SKIING ON AIR: Cars have airbags, so why shouldn't skiers who can travel at more than 100 Kph? If sensors in the Dainese D-Air Ski backpack-like vest detect a crash then the vest inflates within 100 milliseconds to protect the wearer's chest, shoulders, collarbones and cervical vertebrae. . The vest uses an algorithm that differentiates between forces like a jump landing or hard turn and crash-level forces. Accelerometers, gyroscopes and GPS all play their part. Cyclists could perhaps use something like that too.
LIGHT LIFT: The HAV Hybrid Aircraft is 90 metres long and can stay airborne for up to three weeks at a time, with inert helium providing much of the lift. The aircraft combines features of a plane, a helicopter and an airship and is likely to serve as a freighter, carrying tonnes of freight over difficult terrain. The airships seem to be back.
A CHEAP LOOK: What could you do with an expensive microscope? Identify giardia or malaria perhaps? All you really need is a correctly folded sheet of paper with a tiny lens, an LED and a watch battery, at a total cost of $1. Scientists from Stanford have devised such a microscope that can be easily printed on a sheet of card, then cut out and folded. It can magnify up to 2,000X, enough to see the parasites that cause malaria and other diseases. With certain coloured LEDs it can see specific proteins or other biomolecules labeled with fluorescent dyes. You don't even need a glass slide for samples, as sticky tape will do the job. At $1 per microscope it could become possible for a billion people or more to be tested each year. This could create the opportunity to actually wipe out malaria.
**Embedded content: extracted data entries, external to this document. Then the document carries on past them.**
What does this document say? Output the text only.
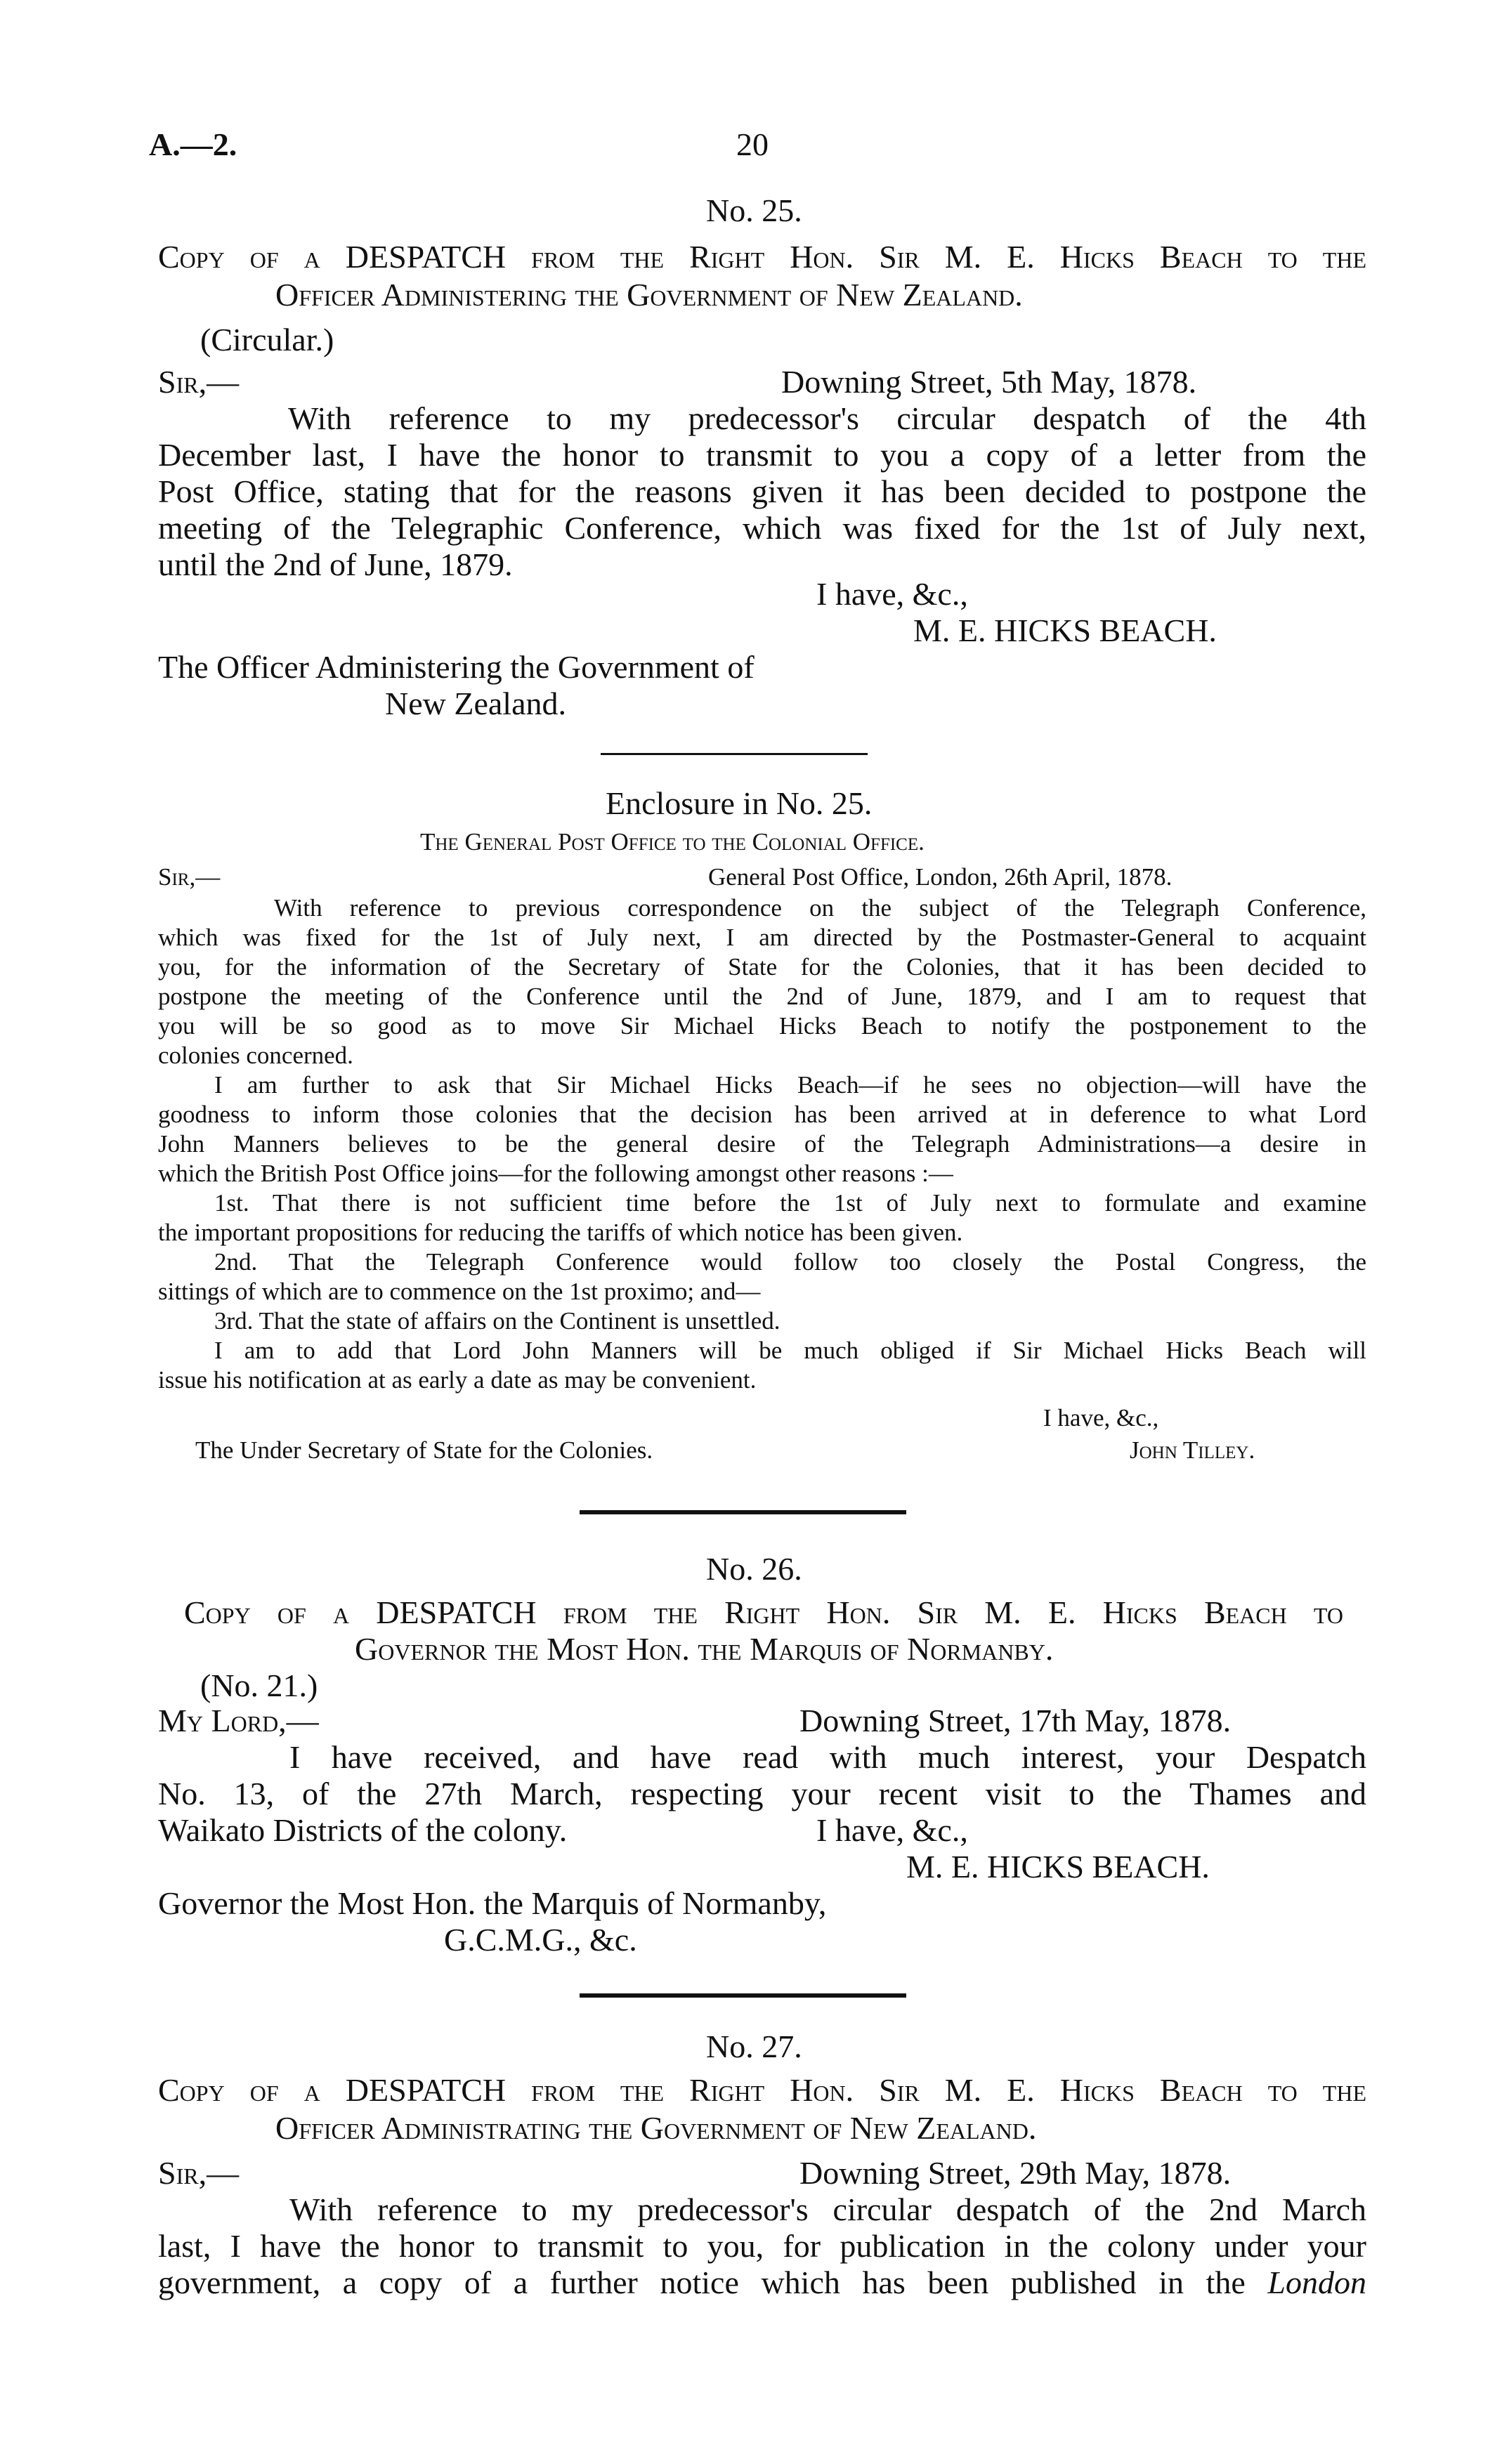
A.—2.	20
No. 25.
Copy of a DESPATCH from the Right Hon. Sir M. E. Hicks Beach to the
Officer Administering the Government of New Zealand.
(Circular.)
Sir,—	Downing Street, 5th May, 1878.
With reference to my predecessor's circular despatch of the 4th
December last, I have the honor to transmit to you a copy of a letter from the
Post Office, stating that for the reasons given it has been decided to postpone the
meeting of the Telegraphic Conference, which was fixed for the 1st of July next,
until the 2nd of June, 1879.
I have, &c.,
M. E. HICKS BEACH.
The Officer Administering the Government of
New Zealand.
Enclosure in No. 25.
The General Post Office to the Colonial Office.
Sir,—	General Post Office, London, 26th April, 1878.
With reference to previous correspondence on the subject of the Telegraph Conference,
which was fixed for the 1st of July next, I am directed by the Postmaster-General to acquaint
you, for the information of the Secretary of State for the Colonies, that it has been decided to
postpone the meeting of the Conference until the 2nd of June, 1879, and I am to request that
you will be so good as to move Sir Michael Hicks Beach to notify the postponement to the
colonies concerned.
I am further to ask that Sir Michael Hicks Beach—if he sees no objection—will have the
goodness to inform those colonies that the decision has been arrived at in deference to what Lord
John Manners believes to be the general desire of the Telegraph Administrations—a desire in
which the British Post Office joins—for the following amongst other reasons :—
1st. That there is not sufficient time before the 1st of July next to formulate and examine
the important propositions for reducing the tariffs of which notice has been given.
2nd. That the Telegraph Conference would follow too closely the Postal Congress, the
sittings of which are to commence on the 1st proximo; and—
3rd. That the state of affairs on the Continent is unsettled.
I am to add that Lord John Manners will be much obliged if Sir Michael Hicks Beach will
issue his notification at as early a date as may be convenient.
I have, &c.,
The Under Secretary of State for the Colonies.	John Tilley.
No. 26.
Copy of a DESPATCH from the Right Hon. Sir M. E. Hicks Beach to
Governor the Most Hon. the Marquis of Normanby.
(No. 21.)
My Lord,—	Downing Street, 17th May, 1878.
I have received, and have read with much interest, your Despatch
No. 13, of the 27th March, respecting your recent visit to the Thames and
Waikato Districts of the colony.	I have, &c.,
M. E. HICKS BEACH.
Governor the Most Hon. the Marquis of Normanby,
G.C.M.G., &c.
No. 27.
Copy of a DESPATCH from the Right Hon. Sir M. E. Hicks Beach to the
Officer Administrating the Government of New Zealand.
Sir,—	Downing Street, 29th May, 1878.
With reference to my predecessor's circular despatch of the 2nd March
last, I have the honor to transmit to you, for publication in the colony under your
government, a copy of a further notice which has been published in the London
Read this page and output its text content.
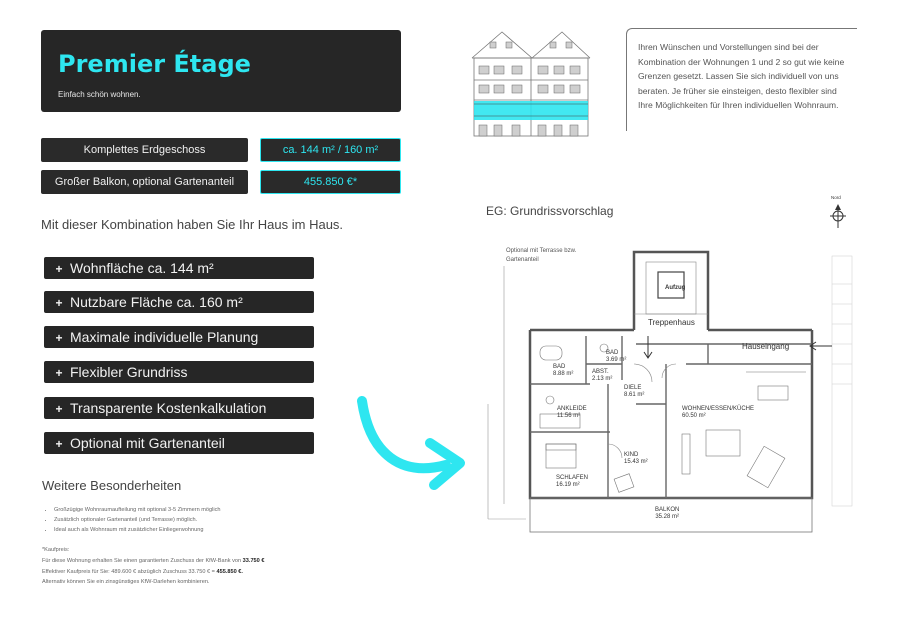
Premier Étage
Einfach schön wohnen.
Komplettes Erdgeschoss	ca. 144 m² / 160 m²
Großer Balkon, optional Gartenanteil	455.850 €*
Mit dieser Kombination haben Sie Ihr Haus im Haus.
+ Wohnfläche ca. 144 m²
+ Nutzbare Fläche ca. 160 m²
+ Maximale individuelle Planung
+ Flexibler Grundriss
+ Transparente Kostenkalkulation
+ Optional mit Gartenanteil
Weitere Besonderheiten
• Großzügige Wohnraumaufteilung mit optional 3-5 Zimmern möglich
• Zusätzlich optionaler Gartenanteil (und Terrasse) möglich.
• Ideal auch als Wohnraum mit zusätzlicher Einliegerwohnung
*Kaufpreis:
Für diese Wohnung erhalten Sie einen garantierten Zuschuss der KfW-Bank von 33.750 €
Effektiver Kaufpreis für Sie: 489.600 € abzüglich Zuschuss 33.750 € = 455.850 €.
Alternativ können Sie ein zinsgünstiges KfW-Darlehen kombinieren.
Ihren Wünschen und Vorstellungen sind bei der Kombination der Wohnungen 1 und 2 so gut wie keine Grenzen gesetzt. Lassen Sie sich individuell von uns beraten. Je früher sie einsteigen, desto flexibler sind Ihre Möglichkeiten für Ihren individuellen Wohnraum.
EG: Grundrissvorschlag
Nord
Optional mit Terrasse bzw. Gartenanteil
Aufzug
Treppenhaus
Hauseingang
BAD
8.88 m²
BAD
3.69 m²
ABST.
2.13 m²
DIELE
8.61 m²
ANKLEIDE
11.56 m²
WOHNEN/ESSEN/KÜCHE
60.50 m²
KIND
15.43 m²
SCHLAFEN
16.19 m²
BALKON
35.28 m²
FOLLOW THAT NANOPARTICLE!: Chemotherapy drugs can be quite effective at killing cancer cells, but also affect the healthy cells around them. US Scientists custom designed nanoparticles to carry the drugs to the spot where they're needed and then trigger them with a two-photon laser in the infrared red wavelength. The light can penetrate only around 4 cm from the skin surface, meaning the therapy would best suit breast, stomach, colon and ovarian tumours. The nanoparticles include thousands of pores which hold the drug. Each pore is equipped with a nanovalve that responds to energy from two-photon light exposure, causing it to open and release the drug. The nanoparticles are fluorescent, meaning medical staff can track their progress using molecular imaging techniques and trigger them at the correct time. Such highly targeted treatment should make plenty of people very happy.